Solar electricity to reach cost parity with coal-based power by 2010
By 2010, leading solar electricity providers in Spain will be able to produce solar electricity for as low as 10 cents per kilowatt-hour (kWh) – equivalent to the delivered cost of electricity from a new coal power plant, according to Boston, Mass.-based photovoltaic consulting firm Photon Consulting.
These economics could quickly result in a very large market opportunity for solar energy, the firm believes, but the photovoltaic (PV) industry is not likely to pass on decreasing production costs to its customers, instead choosing to expand their earnings in the coming years.
In 2006, the production of solar electricity from a typical 4 kilowatt (kW) rooftop system in Germany cost 30 cents per kWh, in Spain it was 19 cents, and in California it was 22 cents. By 2010, Photon Consulting estimates that solar electricity will be produced for 18 cents in Southern Germany, 12 cents per (kWh) in Spain, and 13 cents in California.
Typical production costs including system installation were approximately $3,600 per kW last year, with particularly efficient companies producing for costs of less than $3,000 per kW. By 2010, this price is expected to plummet to $2,500.
The firm noted that it based its work on PV companies that integrate the entire value added chain, specifically, those that can manage the production of silicon, cells, and modules all the way to the operation of PV power plants. In a recent study, the firm names 13 examples of companies that are developing in this direction, among them U.S.-based Sunpower Corp., German-based Solarworld AG, and Suntech Power Co. Ltd., located in China.

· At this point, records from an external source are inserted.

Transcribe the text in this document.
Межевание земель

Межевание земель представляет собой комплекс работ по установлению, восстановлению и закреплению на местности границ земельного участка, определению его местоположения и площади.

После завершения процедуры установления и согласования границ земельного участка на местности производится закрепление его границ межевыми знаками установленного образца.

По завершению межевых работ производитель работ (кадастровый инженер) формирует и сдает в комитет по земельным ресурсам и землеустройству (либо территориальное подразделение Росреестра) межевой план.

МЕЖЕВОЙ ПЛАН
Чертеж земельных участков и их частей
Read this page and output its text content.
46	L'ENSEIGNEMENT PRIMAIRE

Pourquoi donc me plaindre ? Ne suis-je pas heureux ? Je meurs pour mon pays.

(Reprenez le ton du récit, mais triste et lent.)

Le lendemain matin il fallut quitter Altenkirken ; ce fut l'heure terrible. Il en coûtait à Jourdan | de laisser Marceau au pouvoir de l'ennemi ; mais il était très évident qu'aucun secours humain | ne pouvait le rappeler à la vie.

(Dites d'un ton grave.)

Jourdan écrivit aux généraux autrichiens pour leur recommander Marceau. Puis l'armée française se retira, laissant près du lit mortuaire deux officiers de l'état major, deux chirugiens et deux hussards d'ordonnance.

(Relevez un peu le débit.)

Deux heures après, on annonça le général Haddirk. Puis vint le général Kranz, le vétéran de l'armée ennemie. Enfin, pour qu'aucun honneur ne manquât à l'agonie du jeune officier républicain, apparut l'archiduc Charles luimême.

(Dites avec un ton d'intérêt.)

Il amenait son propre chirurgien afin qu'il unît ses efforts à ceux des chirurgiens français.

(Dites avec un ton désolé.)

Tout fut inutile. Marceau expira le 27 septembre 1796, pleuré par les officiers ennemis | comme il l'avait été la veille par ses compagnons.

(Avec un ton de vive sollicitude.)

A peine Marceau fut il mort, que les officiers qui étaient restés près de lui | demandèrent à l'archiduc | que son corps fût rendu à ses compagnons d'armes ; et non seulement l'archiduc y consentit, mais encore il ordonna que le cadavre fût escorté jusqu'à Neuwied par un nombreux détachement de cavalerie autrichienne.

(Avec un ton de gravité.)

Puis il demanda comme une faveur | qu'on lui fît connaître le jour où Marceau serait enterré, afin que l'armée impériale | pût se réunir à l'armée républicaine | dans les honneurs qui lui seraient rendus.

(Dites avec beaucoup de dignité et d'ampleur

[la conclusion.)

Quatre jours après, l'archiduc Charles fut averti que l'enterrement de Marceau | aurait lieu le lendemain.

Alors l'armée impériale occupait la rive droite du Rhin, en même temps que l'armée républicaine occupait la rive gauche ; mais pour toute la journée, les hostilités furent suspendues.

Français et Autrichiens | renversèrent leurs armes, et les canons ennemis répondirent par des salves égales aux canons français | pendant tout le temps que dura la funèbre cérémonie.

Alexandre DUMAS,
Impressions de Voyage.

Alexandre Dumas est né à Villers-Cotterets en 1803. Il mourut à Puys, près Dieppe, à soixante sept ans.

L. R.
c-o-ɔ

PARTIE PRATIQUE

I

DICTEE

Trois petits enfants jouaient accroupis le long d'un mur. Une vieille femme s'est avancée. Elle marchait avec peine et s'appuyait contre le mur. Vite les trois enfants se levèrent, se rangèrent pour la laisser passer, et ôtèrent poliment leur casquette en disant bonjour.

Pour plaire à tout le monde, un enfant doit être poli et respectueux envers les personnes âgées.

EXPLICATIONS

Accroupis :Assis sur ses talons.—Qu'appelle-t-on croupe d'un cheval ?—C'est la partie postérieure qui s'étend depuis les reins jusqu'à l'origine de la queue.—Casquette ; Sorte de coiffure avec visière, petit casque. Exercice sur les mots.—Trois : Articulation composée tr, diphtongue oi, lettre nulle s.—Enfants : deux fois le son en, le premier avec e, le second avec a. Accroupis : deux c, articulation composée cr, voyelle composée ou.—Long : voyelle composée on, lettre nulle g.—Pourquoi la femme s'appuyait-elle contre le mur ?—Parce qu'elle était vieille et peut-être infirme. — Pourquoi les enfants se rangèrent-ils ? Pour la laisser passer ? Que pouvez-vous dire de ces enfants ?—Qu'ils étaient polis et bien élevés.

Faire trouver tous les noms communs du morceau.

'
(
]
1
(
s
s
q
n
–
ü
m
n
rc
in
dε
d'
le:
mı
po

Until now, solar electricity has had the reputation of being a very expensive energy source – but this view only takes into account prices for systems and the very high subsidies they receive. For instance, in 2007, the price of solar electricity in Germany is roughly 50 cents per kWh, compared to residential grid-based electricity prices of less than 20 cents per kWh, the firm continued.
Solar is only economic for installation on rooftops because of the feed-in tariffs for solar electricity of 60 cents per kWh.
However, when it comes to competitiveness, Photon Consulting believes that the decisive factor isn’t the system’s market price, or the feed-in tariffs, but rather the production and installation costs.
When looking at the cost side of the equation, by 2010 solar electricity will cost less than the residential electricity price for 50 percent of all residential consumers in the OECD – that would be an addressable market of at least 1,500 gigawatts (GW), the firm pointed out.
For homeowners interested in purchasing their own PV systems, the reduction of production costs won’t automatically translate into consumer benefits.
Michael Rogol, analyst with Photon Consulting said in a statement, “Prices for solar electricity in 2004 have become disconnected from costs. Because the demand is much greater than the supply, a reduction in cost will not automatically trickle down to the consumer.”
“This scenario will likely continue for several years, with solar prices remaining strong due to very large demand,” he continued.
Case in point: a market survey conducted at the start of this year by trade magazine Photon showed that prices for PV systems in Germany are just as high today as they were in 2004. Prices have dropped in Germany in recent months, but in general, prices did not decrease between 2004 and 2007.
Further, in 2006, the firm said, manufacturers produced 2,536 megawatts (MW) of solar cells worldwide. 36 percent of those cells came from Japanese manufacturers, 20 percent from German companies, and 15 percent from Chinese producers.
In an initial survey, Photon found that around 1,150 MW, or almost half of all PV systems installed worldwide in 2006, were installed on German roofs and undeveloped areas.
Finally, the firm noted that by the end of 2006, PV systems with nearly 6,000 MW of power have been installed worldwide. Of those systems, about half, i.e. around 3,000 MW, are located in Germany, and contributed approximately 0.4 percent of German electricity production.
Since the majority of PV systems in Germany are installed in Bavaria, solar electricity production equaled 1 percent of total electricity demand in this state, the firm concluded.